Die Spitze der Stadtverwaltung wehrt sich vehement gegen Sparvorgaben der Ratskoalition, die am Donnerstag im Stadtrat beschlossen werden sollen. Dieser Beschluss werde auch die Bürger treffen, warnte Oberbürgermeister Jürgen Nimptsch am Mittwoch auf einer Pressekonferenz, an der fast der gesamte Verwaltungsvorstand teilnahm.

"Das sind Kürzungen, die nicht umsetzbar oder nicht vertretbar sind", erklärte Nimptsch. CDU, Grüne und FDP wollen den angemeldeten Bedarf der Verwaltung eindampfen: bei den Kontengruppen "Sach- und Dienstleistungen" und "Sonstige ordentliche Aufwendungen" um insgesamt rund 20 Millionen Euro auf 268 Millionen im laufenden Jahr, für 2016 um die gleiche Summe auf 274 Millionen Euro. Ihr Argument: Die Verwaltung solle stärker bei den eigenen Kosten sparen, damit die Grundsteuererhöhung nicht noch höher ausfallen muss. Die Verwaltung will um 300 Hebesatzpunkte erhöhen, die Koalition "nur" um 150.

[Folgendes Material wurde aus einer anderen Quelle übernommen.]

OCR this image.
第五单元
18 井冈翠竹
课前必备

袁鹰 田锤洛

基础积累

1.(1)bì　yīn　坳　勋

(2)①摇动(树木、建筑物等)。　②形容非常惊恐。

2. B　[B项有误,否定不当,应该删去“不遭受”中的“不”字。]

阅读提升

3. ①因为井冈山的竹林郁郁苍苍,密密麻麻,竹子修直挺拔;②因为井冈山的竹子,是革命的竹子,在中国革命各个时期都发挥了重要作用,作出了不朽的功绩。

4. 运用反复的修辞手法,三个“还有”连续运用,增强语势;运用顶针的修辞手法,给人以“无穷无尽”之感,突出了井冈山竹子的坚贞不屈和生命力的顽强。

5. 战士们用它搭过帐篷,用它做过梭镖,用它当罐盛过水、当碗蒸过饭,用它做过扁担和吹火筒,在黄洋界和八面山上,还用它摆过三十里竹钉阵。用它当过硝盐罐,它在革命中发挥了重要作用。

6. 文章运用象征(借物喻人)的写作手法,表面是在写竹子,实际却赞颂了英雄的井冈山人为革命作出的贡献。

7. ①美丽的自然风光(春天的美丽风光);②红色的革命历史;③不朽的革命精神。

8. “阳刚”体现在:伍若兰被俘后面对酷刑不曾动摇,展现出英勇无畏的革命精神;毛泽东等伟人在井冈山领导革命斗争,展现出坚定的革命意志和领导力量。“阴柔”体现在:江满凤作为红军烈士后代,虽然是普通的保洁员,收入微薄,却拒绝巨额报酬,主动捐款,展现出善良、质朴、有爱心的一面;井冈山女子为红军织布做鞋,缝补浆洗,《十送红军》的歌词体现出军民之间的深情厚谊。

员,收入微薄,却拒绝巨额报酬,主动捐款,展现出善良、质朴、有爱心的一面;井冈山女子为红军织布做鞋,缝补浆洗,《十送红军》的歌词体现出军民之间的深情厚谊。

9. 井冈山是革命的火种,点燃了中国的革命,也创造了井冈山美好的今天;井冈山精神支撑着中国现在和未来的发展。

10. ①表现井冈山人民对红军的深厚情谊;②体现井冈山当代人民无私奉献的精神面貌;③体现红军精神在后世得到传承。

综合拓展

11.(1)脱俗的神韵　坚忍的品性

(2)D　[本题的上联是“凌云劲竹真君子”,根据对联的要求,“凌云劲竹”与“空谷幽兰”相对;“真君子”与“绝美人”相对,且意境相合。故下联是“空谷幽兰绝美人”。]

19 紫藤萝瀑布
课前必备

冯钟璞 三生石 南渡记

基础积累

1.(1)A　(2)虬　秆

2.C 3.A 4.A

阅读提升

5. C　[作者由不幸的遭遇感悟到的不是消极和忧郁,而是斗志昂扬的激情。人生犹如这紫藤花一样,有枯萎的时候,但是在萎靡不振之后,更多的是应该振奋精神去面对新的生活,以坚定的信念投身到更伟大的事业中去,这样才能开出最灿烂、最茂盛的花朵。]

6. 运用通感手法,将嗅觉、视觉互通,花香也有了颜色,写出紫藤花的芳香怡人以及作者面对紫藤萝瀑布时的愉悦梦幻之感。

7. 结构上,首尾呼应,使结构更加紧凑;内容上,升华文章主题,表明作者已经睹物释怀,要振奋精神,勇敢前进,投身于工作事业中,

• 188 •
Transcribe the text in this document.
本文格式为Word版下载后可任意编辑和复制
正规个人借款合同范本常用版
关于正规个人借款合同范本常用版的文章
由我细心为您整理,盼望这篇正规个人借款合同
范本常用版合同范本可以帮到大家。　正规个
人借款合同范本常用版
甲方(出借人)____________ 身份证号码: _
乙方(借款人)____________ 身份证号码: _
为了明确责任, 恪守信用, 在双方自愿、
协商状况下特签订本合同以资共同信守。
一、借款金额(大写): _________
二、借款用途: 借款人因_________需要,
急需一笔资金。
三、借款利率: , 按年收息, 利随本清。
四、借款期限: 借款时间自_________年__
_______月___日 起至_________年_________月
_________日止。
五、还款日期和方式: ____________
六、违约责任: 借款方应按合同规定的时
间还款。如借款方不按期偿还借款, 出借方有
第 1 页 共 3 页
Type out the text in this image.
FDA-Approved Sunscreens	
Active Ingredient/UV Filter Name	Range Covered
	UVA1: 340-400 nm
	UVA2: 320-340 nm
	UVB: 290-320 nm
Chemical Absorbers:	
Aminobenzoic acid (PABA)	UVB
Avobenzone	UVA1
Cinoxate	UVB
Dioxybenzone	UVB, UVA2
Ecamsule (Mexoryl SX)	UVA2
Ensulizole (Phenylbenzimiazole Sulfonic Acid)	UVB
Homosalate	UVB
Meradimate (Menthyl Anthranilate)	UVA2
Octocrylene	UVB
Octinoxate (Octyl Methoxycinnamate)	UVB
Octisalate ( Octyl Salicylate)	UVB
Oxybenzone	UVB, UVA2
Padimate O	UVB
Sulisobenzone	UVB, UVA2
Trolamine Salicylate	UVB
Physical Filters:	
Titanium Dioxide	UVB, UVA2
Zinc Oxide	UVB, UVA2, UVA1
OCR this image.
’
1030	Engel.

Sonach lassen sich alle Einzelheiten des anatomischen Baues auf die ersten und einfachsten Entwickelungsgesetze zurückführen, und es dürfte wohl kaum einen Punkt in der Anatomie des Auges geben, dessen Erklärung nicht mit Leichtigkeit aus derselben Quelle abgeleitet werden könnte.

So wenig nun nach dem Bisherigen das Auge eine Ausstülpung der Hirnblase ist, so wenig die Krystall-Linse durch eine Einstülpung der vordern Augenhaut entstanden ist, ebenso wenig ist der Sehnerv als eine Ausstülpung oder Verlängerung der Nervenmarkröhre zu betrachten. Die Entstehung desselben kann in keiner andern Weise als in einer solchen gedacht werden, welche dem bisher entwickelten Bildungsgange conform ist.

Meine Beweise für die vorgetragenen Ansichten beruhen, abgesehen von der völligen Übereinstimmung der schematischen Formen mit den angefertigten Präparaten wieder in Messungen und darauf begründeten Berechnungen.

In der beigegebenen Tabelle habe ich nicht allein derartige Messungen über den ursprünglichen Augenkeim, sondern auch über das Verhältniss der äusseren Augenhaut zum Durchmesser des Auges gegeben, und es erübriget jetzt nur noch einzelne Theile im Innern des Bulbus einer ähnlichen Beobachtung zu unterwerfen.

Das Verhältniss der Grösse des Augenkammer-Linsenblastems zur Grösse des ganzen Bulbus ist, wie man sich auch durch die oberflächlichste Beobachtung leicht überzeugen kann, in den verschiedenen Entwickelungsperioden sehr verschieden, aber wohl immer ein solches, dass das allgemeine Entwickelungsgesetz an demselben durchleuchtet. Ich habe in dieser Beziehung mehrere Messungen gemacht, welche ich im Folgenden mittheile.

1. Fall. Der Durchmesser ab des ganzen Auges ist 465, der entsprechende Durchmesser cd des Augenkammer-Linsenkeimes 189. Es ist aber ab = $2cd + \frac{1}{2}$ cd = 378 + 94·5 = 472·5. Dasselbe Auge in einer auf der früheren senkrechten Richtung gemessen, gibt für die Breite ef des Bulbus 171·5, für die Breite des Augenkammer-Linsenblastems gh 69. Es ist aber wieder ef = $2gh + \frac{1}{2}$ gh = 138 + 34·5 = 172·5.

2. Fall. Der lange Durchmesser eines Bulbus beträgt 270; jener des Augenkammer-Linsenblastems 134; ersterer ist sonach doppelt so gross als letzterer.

Kämmerer Sander betonte, die Kürzungen mit der "Rasenmäher-Methode" seien in der inneren Verwaltung nicht aufzufangen. Es drohe ein Nachtragshaushalt. "Außerdem müssen wir Deckungsalternativen bei den freiwilligen Leistungen suchen." Sozialdezernentin Angelika-Maria Wahrheit nannte als Beispiel den Bonn-Ausweis für Bedürftige, bei dem ihr Ressort bis zu 500.000 Euro im Jahr streichen müsse. Auch die Krankenhilfe für Flüchtlinge sei mit einer Million Euro betroffen: bei steigenden Flüchtlingszahlen sei das unrealistisch. "Das Vorurteil, wir hätten den Haushalt mit viel Luft geplant, stimmt einfach nicht", sagte die Dezernentin.

Laut Marion Duisberg würden die Sparvorgaben auch das Städtische Gebäudemanagement Bonn (SGB) schwer treffen, das in diesem Jahr sieben Millionen Euro weniger ausgeben solle. Kürzbar seien aber nur die Investitionen in die Bauunterhaltung, so die kommissarische SGB-Chefin. Unter Umständen müssten Gebäude geschlossen werden. Auch Kulturdezernent Martin Schumacher versicherte, dass das Budget schon "auf Kante genäht" gewesen sei. Wegen der Koalitionsvorgaben könnten zum Beispiel auch Zuschüsse für Veranstaltungen wie das Lesefest Käpt'n Book in Frage stehen.

Oberbürgermeister Nimptsch glaubt, dass die Bezirksregierung das Haushaltssicherungskonzept unter diesen Umständen nicht genehmigen werde. Er schlug vor, den Haushaltsbeschluss zu vertagen. Das lehnt die Koalition ab. "Dass die Verwaltung nicht mit Begeisterung auf unseren Beschluss reagiert, selbst einen zusätzlichen Sparbeitrag zu bringen, war absehbar", erklärten die drei Fraktionen in einer Stellungnahme. "Wir fordern die Verwaltung nachdrücklich auf, uns auf diesem Weg konstruktiv zu begleiten."